Chapter 17: Externalities and the Environment Flashcards
Private cost
The cost that is borne by the producer of a good or service.
Marginal cost
The cost of producing an additional unit of a good or service.
Marginal private cost
The cost of producing an additional unit of a good or service that is borne by its producer.
External cost
A cost of producing a good or service that is not borne by the producer but borne by other people.
Marginal external cost
The cost of producing an additional unit of a good or service that falls on people other than the producer.
Marginal social cost
The marginal cost incurred by the producer and by everyone else on whom the cost falls - by society.

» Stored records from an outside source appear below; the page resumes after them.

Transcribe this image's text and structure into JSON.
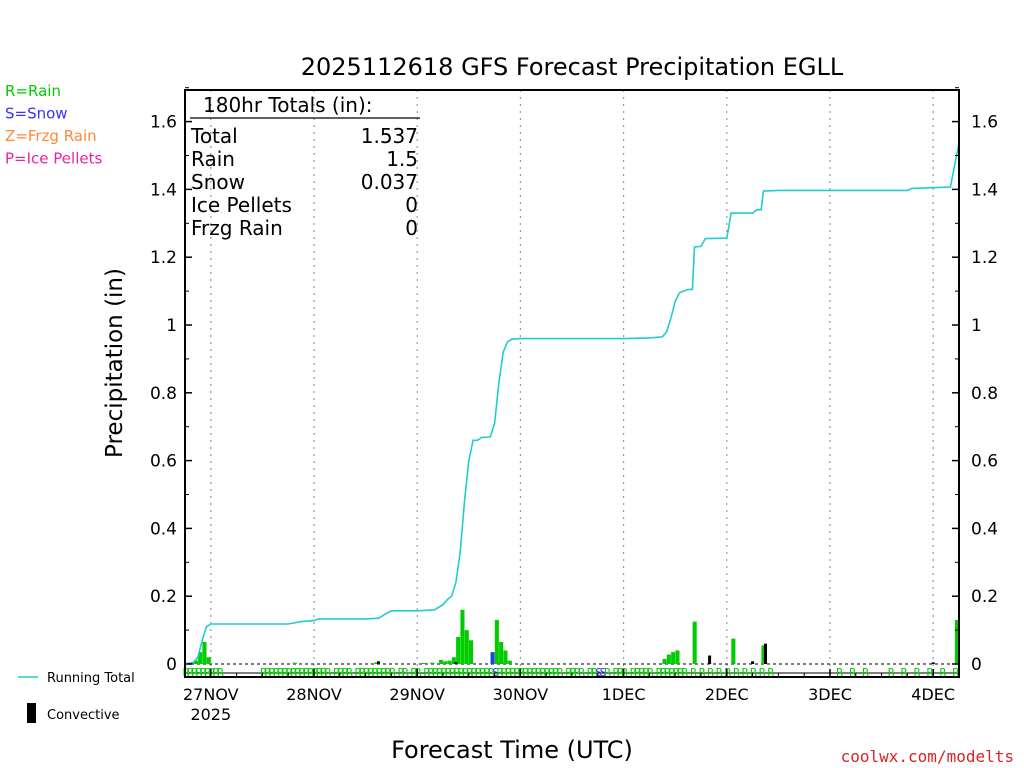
{
  "chart_data": {
    "type": "bar+line",
    "title": "2025112618 GFS Forecast Precipitation EGLL",
    "xlabel": "Forecast Time (UTC)",
    "ylabel": "Precipitation (in)",
    "ylim": [
      -0.04,
      1.7
    ],
    "xlim_hours": [
      0,
      180
    ],
    "y_ticks": [
      0,
      0.2,
      0.4,
      0.6,
      0.8,
      1,
      1.2,
      1.4,
      1.6
    ],
    "y_tick_labels": [
      "0",
      "0.2",
      "0.4",
      "0.6",
      "0.8",
      "1",
      "1.2",
      "1.4",
      "1.6"
    ],
    "x_ticks": [
      {
        "hour": 6,
        "label": "27NOV",
        "sublabel": "2025"
      },
      {
        "hour": 30,
        "label": "28NOV"
      },
      {
        "hour": 54,
        "label": "29NOV"
      },
      {
        "hour": 78,
        "label": "30NOV"
      },
      {
        "hour": 102,
        "label": "1DEC"
      },
      {
        "hour": 126,
        "label": "2DEC"
      },
      {
        "hour": 150,
        "label": "3DEC"
      },
      {
        "hour": 174,
        "label": "4DEC"
      }
    ],
    "legend_types": [
      {
        "label": "R=Rain",
        "color": "#00cc00"
      },
      {
        "label": "S=Snow",
        "color": "#3333ff"
      },
      {
        "label": "Z=Frzg Rain",
        "color": "#ff8833"
      },
      {
        "label": "P=Ice Pellets",
        "color": "#ee2299"
      }
    ],
    "legend_series": [
      {
        "label": "Running Total",
        "color": "#22cccc"
      },
      {
        "label": "Convective",
        "color": "#000000"
      }
    ],
    "totals": {
      "header": "180hr Totals (in):",
      "rows": [
        {
          "label": "Total",
          "value": "1.537"
        },
        {
          "label": "Rain",
          "value": "1.5"
        },
        {
          "label": "Snow",
          "value": "0.037"
        },
        {
          "label": "Ice Pellets",
          "value": "0"
        },
        {
          "label": "Frzg Rain",
          "value": "0"
        }
      ]
    },
    "running_total": [
      [
        0,
        0
      ],
      [
        2,
        0.005
      ],
      [
        3,
        0.02
      ],
      [
        4,
        0.07
      ],
      [
        5,
        0.11
      ],
      [
        6,
        0.118
      ],
      [
        12,
        0.118
      ],
      [
        18,
        0.118
      ],
      [
        24,
        0.118
      ],
      [
        27,
        0.125
      ],
      [
        30,
        0.128
      ],
      [
        31,
        0.133
      ],
      [
        36,
        0.133
      ],
      [
        42,
        0.133
      ],
      [
        45,
        0.135
      ],
      [
        47,
        0.15
      ],
      [
        48,
        0.157
      ],
      [
        54,
        0.157
      ],
      [
        58,
        0.16
      ],
      [
        60,
        0.175
      ],
      [
        61,
        0.19
      ],
      [
        62,
        0.2
      ],
      [
        63,
        0.24
      ],
      [
        64,
        0.33
      ],
      [
        65,
        0.48
      ],
      [
        66,
        0.6
      ],
      [
        67,
        0.66
      ],
      [
        68,
        0.66
      ],
      [
        69,
        0.668
      ],
      [
        71,
        0.67
      ],
      [
        72,
        0.71
      ],
      [
        73,
        0.83
      ],
      [
        74,
        0.92
      ],
      [
        75,
        0.95
      ],
      [
        76,
        0.958
      ],
      [
        78,
        0.96
      ],
      [
        84,
        0.96
      ],
      [
        90,
        0.96
      ],
      [
        96,
        0.96
      ],
      [
        102,
        0.96
      ],
      [
        108,
        0.962
      ],
      [
        111,
        0.965
      ],
      [
        112,
        0.98
      ],
      [
        113,
        1.02
      ],
      [
        114,
        1.07
      ],
      [
        115,
        1.095
      ],
      [
        117,
        1.105
      ],
      [
        118,
        1.105
      ],
      [
        118.5,
        1.23
      ],
      [
        120,
        1.232
      ],
      [
        121,
        1.255
      ],
      [
        126,
        1.256
      ],
      [
        127,
        1.33
      ],
      [
        132,
        1.33
      ],
      [
        133,
        1.34
      ],
      [
        134,
        1.34
      ],
      [
        134.5,
        1.395
      ],
      [
        138,
        1.397
      ],
      [
        150,
        1.397
      ],
      [
        168,
        1.397
      ],
      [
        169,
        1.403
      ],
      [
        174,
        1.405
      ],
      [
        178,
        1.407
      ],
      [
        180,
        1.537
      ]
    ],
    "precip_bars": [
      {
        "hour": 3,
        "value": 0.01,
        "type": "rain"
      },
      {
        "hour": 4,
        "value": 0.035,
        "type": "rain"
      },
      {
        "hour": 5,
        "value": 0.065,
        "type": "rain"
      },
      {
        "hour": 6,
        "value": 0.02,
        "type": "rain"
      },
      {
        "hour": 26,
        "value": 0.004,
        "type": "rain"
      },
      {
        "hour": 45,
        "value": 0.005,
        "type": "rain"
      },
      {
        "hour": 56,
        "value": 0.003,
        "type": "rain"
      },
      {
        "hour": 58,
        "value": 0.004,
        "type": "rain"
      },
      {
        "hour": 60,
        "value": 0.012,
        "type": "rain"
      },
      {
        "hour": 61,
        "value": 0.008,
        "type": "rain"
      },
      {
        "hour": 62,
        "value": 0.01,
        "type": "rain"
      },
      {
        "hour": 63,
        "value": 0.02,
        "type": "rain"
      },
      {
        "hour": 64,
        "value": 0.08,
        "type": "rain"
      },
      {
        "hour": 65,
        "value": 0.16,
        "type": "rain"
      },
      {
        "hour": 66,
        "value": 0.1,
        "type": "rain"
      },
      {
        "hour": 67,
        "value": 0.07,
        "type": "rain"
      },
      {
        "hour": 72,
        "value": 0.035,
        "type": "snow"
      },
      {
        "hour": 73,
        "value": 0.13,
        "type": "rain"
      },
      {
        "hour": 74,
        "value": 0.065,
        "type": "rain"
      },
      {
        "hour": 75,
        "value": 0.04,
        "type": "rain"
      },
      {
        "hour": 76,
        "value": 0.01,
        "type": "rain"
      },
      {
        "hour": 112,
        "value": 0.015,
        "type": "rain"
      },
      {
        "hour": 113,
        "value": 0.028,
        "type": "rain"
      },
      {
        "hour": 114,
        "value": 0.035,
        "type": "rain"
      },
      {
        "hour": 115,
        "value": 0.04,
        "type": "rain"
      },
      {
        "hour": 119,
        "value": 0.125,
        "type": "rain"
      },
      {
        "hour": 128,
        "value": 0.075,
        "type": "rain"
      },
      {
        "hour": 135,
        "value": 0.055,
        "type": "rain"
      },
      {
        "hour": 180,
        "value": 0.13,
        "type": "rain"
      }
    ],
    "convective_bars": [
      {
        "hour": 45,
        "value": 0.008
      },
      {
        "hour": 63,
        "value": 0.006
      },
      {
        "hour": 122,
        "value": 0.025
      },
      {
        "hour": 132,
        "value": 0.008
      },
      {
        "hour": 135,
        "value": 0.06
      },
      {
        "hour": 174,
        "value": 0.005
      }
    ],
    "precip_type_codes": [
      {
        "hour": 0,
        "code": "R"
      },
      {
        "hour": 1,
        "code": "R"
      },
      {
        "hour": 2,
        "code": "R"
      },
      {
        "hour": 3,
        "code": "R"
      },
      {
        "hour": 4,
        "code": "R"
      },
      {
        "hour": 5,
        "code": "R"
      },
      {
        "hour": 6,
        "code": "R"
      },
      {
        "hour": 7,
        "code": "R"
      },
      {
        "hour": 8,
        "code": "R"
      },
      {
        "hour": 18,
        "code": "R"
      },
      {
        "hour": 19,
        "code": "R"
      },
      {
        "hour": 20,
        "code": "R"
      },
      {
        "hour": 21,
        "code": "R"
      },
      {
        "hour": 22,
        "code": "R"
      },
      {
        "hour": 23,
        "code": "R"
      },
      {
        "hour": 24,
        "code": "R"
      },
      {
        "hour": 25,
        "code": "R"
      },
      {
        "hour": 26,
        "code": "R"
      },
      {
        "hour": 27,
        "code": "R"
      },
      {
        "hour": 28,
        "code": "R"
      },
      {
        "hour": 29,
        "code": "R"
      },
      {
        "hour": 30,
        "code": "R"
      },
      {
        "hour": 31,
        "code": "R"
      },
      {
        "hour": 32,
        "code": "R"
      },
      {
        "hour": 33,
        "code": "R"
      },
      {
        "hour": 35,
        "code": "R"
      },
      {
        "hour": 36,
        "code": "R"
      },
      {
        "hour": 37,
        "code": "R"
      },
      {
        "hour": 38,
        "code": "R"
      },
      {
        "hour": 40,
        "code": "R"
      },
      {
        "hour": 41,
        "code": "R"
      },
      {
        "hour": 42,
        "code": "R"
      },
      {
        "hour": 43,
        "code": "R"
      },
      {
        "hour": 44,
        "code": "R"
      },
      {
        "hour": 45,
        "code": "R"
      },
      {
        "hour": 46,
        "code": "R"
      },
      {
        "hour": 47,
        "code": "R"
      },
      {
        "hour": 48,
        "code": "R"
      },
      {
        "hour": 50,
        "code": "R"
      },
      {
        "hour": 51,
        "code": "R"
      },
      {
        "hour": 53,
        "code": "R"
      },
      {
        "hour": 54,
        "code": "R"
      },
      {
        "hour": 56,
        "code": "R"
      },
      {
        "hour": 57,
        "code": "R"
      },
      {
        "hour": 58,
        "code": "R"
      },
      {
        "hour": 59,
        "code": "R"
      },
      {
        "hour": 60,
        "code": "R"
      },
      {
        "hour": 61,
        "code": "R"
      },
      {
        "hour": 62,
        "code": "R"
      },
      {
        "hour": 63,
        "code": "R"
      },
      {
        "hour": 64,
        "code": "R"
      },
      {
        "hour": 65,
        "code": "R"
      },
      {
        "hour": 66,
        "code": "R"
      },
      {
        "hour": 67,
        "code": "R"
      },
      {
        "hour": 68,
        "code": "R"
      },
      {
        "hour": 69,
        "code": "R"
      },
      {
        "hour": 70,
        "code": "R"
      },
      {
        "hour": 71,
        "code": "R"
      },
      {
        "hour": 72,
        "code": "S"
      },
      {
        "hour": 73,
        "code": "R"
      },
      {
        "hour": 74,
        "code": "R"
      },
      {
        "hour": 75,
        "code": "R"
      },
      {
        "hour": 76,
        "code": "R"
      },
      {
        "hour": 77,
        "code": "R"
      },
      {
        "hour": 78,
        "code": "R"
      },
      {
        "hour": 79,
        "code": "R"
      },
      {
        "hour": 80,
        "code": "R"
      },
      {
        "hour": 81,
        "code": "R"
      },
      {
        "hour": 82,
        "code": "R"
      },
      {
        "hour": 83,
        "code": "R"
      },
      {
        "hour": 84,
        "code": "R"
      },
      {
        "hour": 85,
        "code": "R"
      },
      {
        "hour": 86,
        "code": "R"
      },
      {
        "hour": 87,
        "code": "R"
      },
      {
        "hour": 89,
        "code": "R"
      },
      {
        "hour": 90,
        "code": "R"
      },
      {
        "hour": 91,
        "code": "R"
      },
      {
        "hour": 92,
        "code": "R"
      },
      {
        "hour": 94,
        "code": "R"
      },
      {
        "hour": 95,
        "code": "R"
      },
      {
        "hour": 96,
        "code": "S"
      },
      {
        "hour": 97,
        "code": "S"
      },
      {
        "hour": 98,
        "code": "R"
      },
      {
        "hour": 100,
        "code": "R"
      },
      {
        "hour": 101,
        "code": "R"
      },
      {
        "hour": 102,
        "code": "R"
      },
      {
        "hour": 104,
        "code": "R"
      },
      {
        "hour": 105,
        "code": "R"
      },
      {
        "hour": 106,
        "code": "R"
      },
      {
        "hour": 107,
        "code": "R"
      },
      {
        "hour": 108,
        "code": "R"
      },
      {
        "hour": 110,
        "code": "R"
      },
      {
        "hour": 111,
        "code": "R"
      },
      {
        "hour": 112,
        "code": "R"
      },
      {
        "hour": 113,
        "code": "R"
      },
      {
        "hour": 114,
        "code": "R"
      },
      {
        "hour": 115,
        "code": "R"
      },
      {
        "hour": 116,
        "code": "R"
      },
      {
        "hour": 118,
        "code": "R"
      },
      {
        "hour": 120,
        "code": "R"
      },
      {
        "hour": 122,
        "code": "R"
      },
      {
        "hour": 124,
        "code": "R"
      },
      {
        "hour": 126,
        "code": "R"
      },
      {
        "hour": 128,
        "code": "R"
      },
      {
        "hour": 130,
        "code": "R"
      },
      {
        "hour": 132,
        "code": "R"
      },
      {
        "hour": 134,
        "code": "R"
      },
      {
        "hour": 136,
        "code": "R"
      },
      {
        "hour": 152,
        "code": "R"
      },
      {
        "hour": 155,
        "code": "R"
      },
      {
        "hour": 158,
        "code": "R"
      },
      {
        "hour": 164,
        "code": "R"
      },
      {
        "hour": 167,
        "code": "R"
      },
      {
        "hour": 170,
        "code": "R"
      },
      {
        "hour": 173,
        "code": "R"
      },
      {
        "hour": 176,
        "code": "R"
      },
      {
        "hour": 179,
        "code": "R"
      }
    ],
    "code_colors": {
      "R": "#00cc00",
      "S": "#3333ff",
      "Z": "#ff8833",
      "P": "#ee2299"
    },
    "watermark": "coolwx.com/modelts"
  }
}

MSC (Marginal social cost) =
Marginal cost + marginal external cost
Three approaches to fix the inefficiency that arises from an external cost
- Establish property rights
- Mandate clean technology
- Tax or price pollution
Property rights
Legally established titles to the ownership, use and disposal of factors of production and goods and services that are enforceable in the courts.
Abatement technology
A production technology that reduces or prevents pollution.
Coase theorem
The proposition that if property rights exist and the transactions cost of enforcing them are low, the private transactions are efficient and it doesn’t matter who has the property rights.
Transactions costs
The opportunity costs of conducting a transaction.
Two main methods governments use to confront polluters:
- Taxes
- Cap-and-trade
Pigovian taxes
Taxes used as an incentive for producers to cut back the pollution they create.
Tragedy of the commons
The overuse of a common resource that arises when its users have no incentive to conserve it and use it sustainably and efficiently.